Dr Myra Conway from UWE's
Centre for Research in Biomedicine
will be working with PhD student and BRACE scholar, Jonathan Hull, from UWE and Dr Katy Chalmers, Professor Seth Love and Dr Patrick Kehoe from Bristol's Frenchay Hospital on a three year project that aims to identify how proteins control glutamate in the brain. Glutamate build up can cause brain cell toxicity leading to neural degeneration.
Mark Poarch, Chief Executive at BRACE, said, “This is the first time BRACE has funded research at UWE and the grant represents the continuing expansion of our support for research. The work that Dr Conway and her colleagues are doing is extremely important, and we are delighted to be able to support them.”
Pilot studies have already ascertained that people with AD experience an excessive production of brain specific enzymes responsible for controling glutamate.
Dr Conway explains, “This is a very exciting study and I'm delighted to be given the opportunity to work in partnership with BRACE and Frenchay Hospital. It is critical that we gain better insights into the pathogenesis of AD as it is estimated that there will be around 34 million people suffering from dementia worldwide by 2025.
“Despite extensive research we need to improve our understanding of the chemistry of cellular deterioration that can occur in the brains of people with AD so that we can develop better treatments.
“In healthy individuals, the brain uses a chemical called glutamate to control memory and learning. If the glutamate reaches high levels, however, it becomes toxic to the brain cells and may help cause dementia. There is a protein that controls glutamate levels and we need to find out what happens to this protein in the brains of people with dementia.
“Glutamate levels in the brain are controlled by a protein called the branched chain amniotransferase (BCAT).

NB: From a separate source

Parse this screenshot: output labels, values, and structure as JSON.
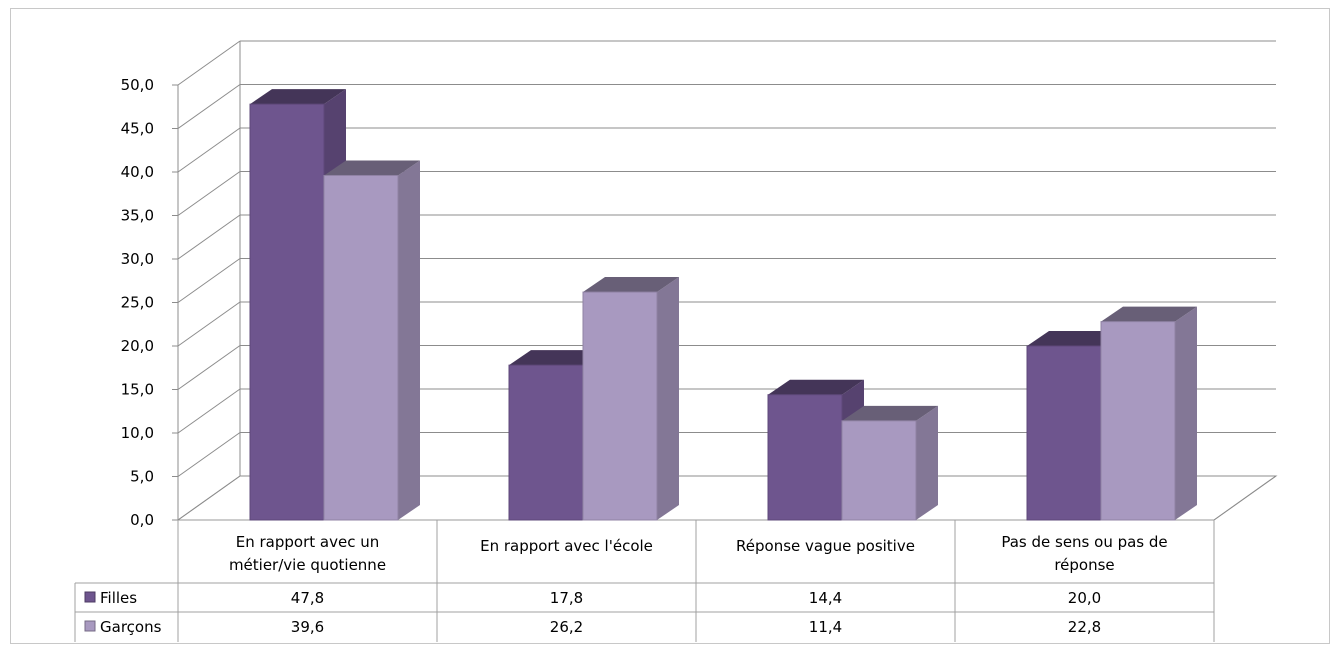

It is possible that regulation of the hBCAT proteins in patients with AD is directly linked to glutamate toxicity.
“If we can ascertain how hBCAT controls glutamate during disease conditions we will come closer to understanding how to develop treatments that may delay or even prevent the progression of AD.
“There has been some success through use of gabapentin, an anti-epileptic drug used to treat some patients with AD that is known to inhibit the hBCAT proteins in reducing the levels of glutamate. However, the chemical mechanism by which the drug does this is not clearly understood. Our research also aims to investigate this further.”

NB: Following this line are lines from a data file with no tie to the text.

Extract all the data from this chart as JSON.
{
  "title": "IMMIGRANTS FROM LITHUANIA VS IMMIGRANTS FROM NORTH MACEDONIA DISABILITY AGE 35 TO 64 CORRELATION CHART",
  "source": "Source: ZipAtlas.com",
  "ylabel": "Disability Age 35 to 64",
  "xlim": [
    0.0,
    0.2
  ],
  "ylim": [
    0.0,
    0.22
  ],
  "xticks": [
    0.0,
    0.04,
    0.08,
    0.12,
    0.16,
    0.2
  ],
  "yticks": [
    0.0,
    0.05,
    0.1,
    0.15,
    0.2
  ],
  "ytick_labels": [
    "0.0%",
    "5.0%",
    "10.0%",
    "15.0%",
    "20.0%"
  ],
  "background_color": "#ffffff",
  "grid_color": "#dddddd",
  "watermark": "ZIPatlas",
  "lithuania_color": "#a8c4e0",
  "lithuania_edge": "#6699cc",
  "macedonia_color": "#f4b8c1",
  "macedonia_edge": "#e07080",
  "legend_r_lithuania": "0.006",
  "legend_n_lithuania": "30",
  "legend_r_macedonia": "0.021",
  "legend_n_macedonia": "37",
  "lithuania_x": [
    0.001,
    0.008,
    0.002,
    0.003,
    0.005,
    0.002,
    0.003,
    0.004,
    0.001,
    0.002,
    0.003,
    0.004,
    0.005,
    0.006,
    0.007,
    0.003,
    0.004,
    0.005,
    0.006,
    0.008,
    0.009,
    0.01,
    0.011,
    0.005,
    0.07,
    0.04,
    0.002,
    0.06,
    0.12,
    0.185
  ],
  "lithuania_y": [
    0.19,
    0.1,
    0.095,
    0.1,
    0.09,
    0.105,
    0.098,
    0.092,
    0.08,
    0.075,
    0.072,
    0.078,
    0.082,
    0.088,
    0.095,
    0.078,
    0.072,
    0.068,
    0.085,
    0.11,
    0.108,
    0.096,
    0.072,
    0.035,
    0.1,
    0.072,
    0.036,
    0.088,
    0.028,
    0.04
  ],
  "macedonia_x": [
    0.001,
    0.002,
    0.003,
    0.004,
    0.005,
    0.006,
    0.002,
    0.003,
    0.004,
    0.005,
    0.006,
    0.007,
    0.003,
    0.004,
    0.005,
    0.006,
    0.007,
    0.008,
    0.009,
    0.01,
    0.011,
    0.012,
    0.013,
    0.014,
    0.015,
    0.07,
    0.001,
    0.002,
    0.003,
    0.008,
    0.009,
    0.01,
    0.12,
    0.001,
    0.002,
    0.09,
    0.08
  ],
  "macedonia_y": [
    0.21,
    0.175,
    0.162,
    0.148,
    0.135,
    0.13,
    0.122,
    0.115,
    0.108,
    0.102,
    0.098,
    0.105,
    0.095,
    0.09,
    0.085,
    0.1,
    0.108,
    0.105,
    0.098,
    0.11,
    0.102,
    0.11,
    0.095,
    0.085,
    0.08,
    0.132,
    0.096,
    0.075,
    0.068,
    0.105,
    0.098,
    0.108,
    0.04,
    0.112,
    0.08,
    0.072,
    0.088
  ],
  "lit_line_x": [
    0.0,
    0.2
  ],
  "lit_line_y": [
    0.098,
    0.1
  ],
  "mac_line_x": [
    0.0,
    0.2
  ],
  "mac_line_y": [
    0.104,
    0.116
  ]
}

The project will begin in June 2010 and will run for three years. Organ donation is being organised through the human tissue authority licensed research brain bank based at Frenchay Hospital with aspects of the work carried out in collaboration with Dr Katy Chalmers (Research Associate). Katy is also second supervisor together with Dr Conway for the BRACE scholar.
BRACE (Bristol Research into Alzheimer's and Care of the Elderly) is a registered charity established in 1987 to finance research into conditions of the elderly, particularly Alzheimer's Disease. BRACE supports research projects undertaken in universities and hospitals in the South West of the UK, particularly in Bristol, which is a centre of excellence for neuroscience research.
BRACE has raised over £10 million to help support diverse research projects into all aspects of dementia. On average BRACE supports 15 researchers at any one time from PhD students to Senior Research Fellows.